Tarif Trump, Titik Balik Indonesia: Menuju Kedaulatan Ekonomi Global Selatan.
Proteksionisme Negeri Adidaya dan Retaknya Ketergantungan Tradisional
Pada awal April 2025, dunia kembali menyaksikan geliat proteksionisme dari Amerika Serikat. Dalam langkah yang disebut sebagai bagian dari "New American Freedom", Donald J. Trump menetapkan tarif bea masuk sebesar 32% untuk produk-produk asal Indonesia, mencakup berbagai sektor strategis seperti tekstil, alas kaki, furnitur, hingga produk elektronik.Â
Bagi Trump dan pendukungnya, ini adalah simbol kemerdekaan baru dari ketergantungan global.
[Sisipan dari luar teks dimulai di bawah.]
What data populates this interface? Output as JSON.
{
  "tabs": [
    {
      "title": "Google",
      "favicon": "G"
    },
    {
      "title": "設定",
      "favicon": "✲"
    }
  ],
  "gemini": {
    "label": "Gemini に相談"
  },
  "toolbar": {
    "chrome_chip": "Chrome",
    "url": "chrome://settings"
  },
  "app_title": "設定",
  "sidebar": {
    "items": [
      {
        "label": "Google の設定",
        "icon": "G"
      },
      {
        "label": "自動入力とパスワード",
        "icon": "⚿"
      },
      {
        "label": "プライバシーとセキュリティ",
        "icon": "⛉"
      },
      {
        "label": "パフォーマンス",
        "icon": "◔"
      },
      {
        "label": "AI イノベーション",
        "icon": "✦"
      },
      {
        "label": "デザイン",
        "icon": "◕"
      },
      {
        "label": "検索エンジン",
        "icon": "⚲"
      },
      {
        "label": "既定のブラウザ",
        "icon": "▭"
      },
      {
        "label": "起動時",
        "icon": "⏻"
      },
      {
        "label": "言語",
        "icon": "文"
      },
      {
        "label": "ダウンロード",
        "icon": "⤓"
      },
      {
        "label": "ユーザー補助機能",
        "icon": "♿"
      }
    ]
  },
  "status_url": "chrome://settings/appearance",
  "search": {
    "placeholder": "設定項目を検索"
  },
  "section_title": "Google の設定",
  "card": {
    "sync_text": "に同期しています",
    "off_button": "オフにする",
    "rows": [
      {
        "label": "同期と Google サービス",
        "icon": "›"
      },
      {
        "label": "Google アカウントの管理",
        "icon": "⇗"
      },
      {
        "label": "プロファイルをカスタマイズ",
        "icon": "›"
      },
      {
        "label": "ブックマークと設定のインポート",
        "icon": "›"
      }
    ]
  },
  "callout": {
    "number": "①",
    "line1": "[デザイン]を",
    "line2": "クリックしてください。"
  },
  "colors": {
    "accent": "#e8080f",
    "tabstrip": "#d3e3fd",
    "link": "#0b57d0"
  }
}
Namun bagi negara-negara mitra seperti Indonesia, ini bukan sekadar tantangan, tapi juga bentuk pengingkaran atas semangat perdagangan bebas yang selama ini diagungkan oleh AS sendiri.
Langkah ini menempatkan Indonesia dalam posisi yang tidak nyaman, terutama karena AS merupakan salah satu mitra dagang utama. Namun tekanan ini juga bisa dimaknai sebagai alarm untuk melakukan reposisi ekonomi nasional. Ketergantungan terhadap pasar-pasar tradisional seperti AS, Uni Eropa, dan Jepang makin terbukti rapuh dalam dinamika global yang digerakkan oleh politik dalam negeri masing-masing negara.
Dalam beberapa tahun terakhir, tanda-tanda perubahan sudah mulai terlihat. Dolar AS mulai kehilangan dominasi mutlaknya sebagai alat tukar internasional. Gerakan dedolarisasi yang digerakkan oleh negara-negara BRICS dan negara-negara lain di Global South memperlihatkan bahwa dunia tidak lagi sepenuhnya tunduk pada satu pusat kekuatan ekonomi. Yuan, rubel, dan bahkan real Brasil kini menjadi alternatif nyata dalam transaksi perdagangan bilateral.
Di sinilah posisi Indonesia menjadi krusial. Dengan potensi ekonomi dan sumber daya strategis yang besar, Indonesia tidak harus menjadi korban tarik-menarik kekuatan besar dunia. Justru, dalam dunia multipolar yang semakin mengemuka, Indonesia memiliki peluang besar untuk menjadi simpul penting dari tatanan ekonomi global yang lebih adil dan setara.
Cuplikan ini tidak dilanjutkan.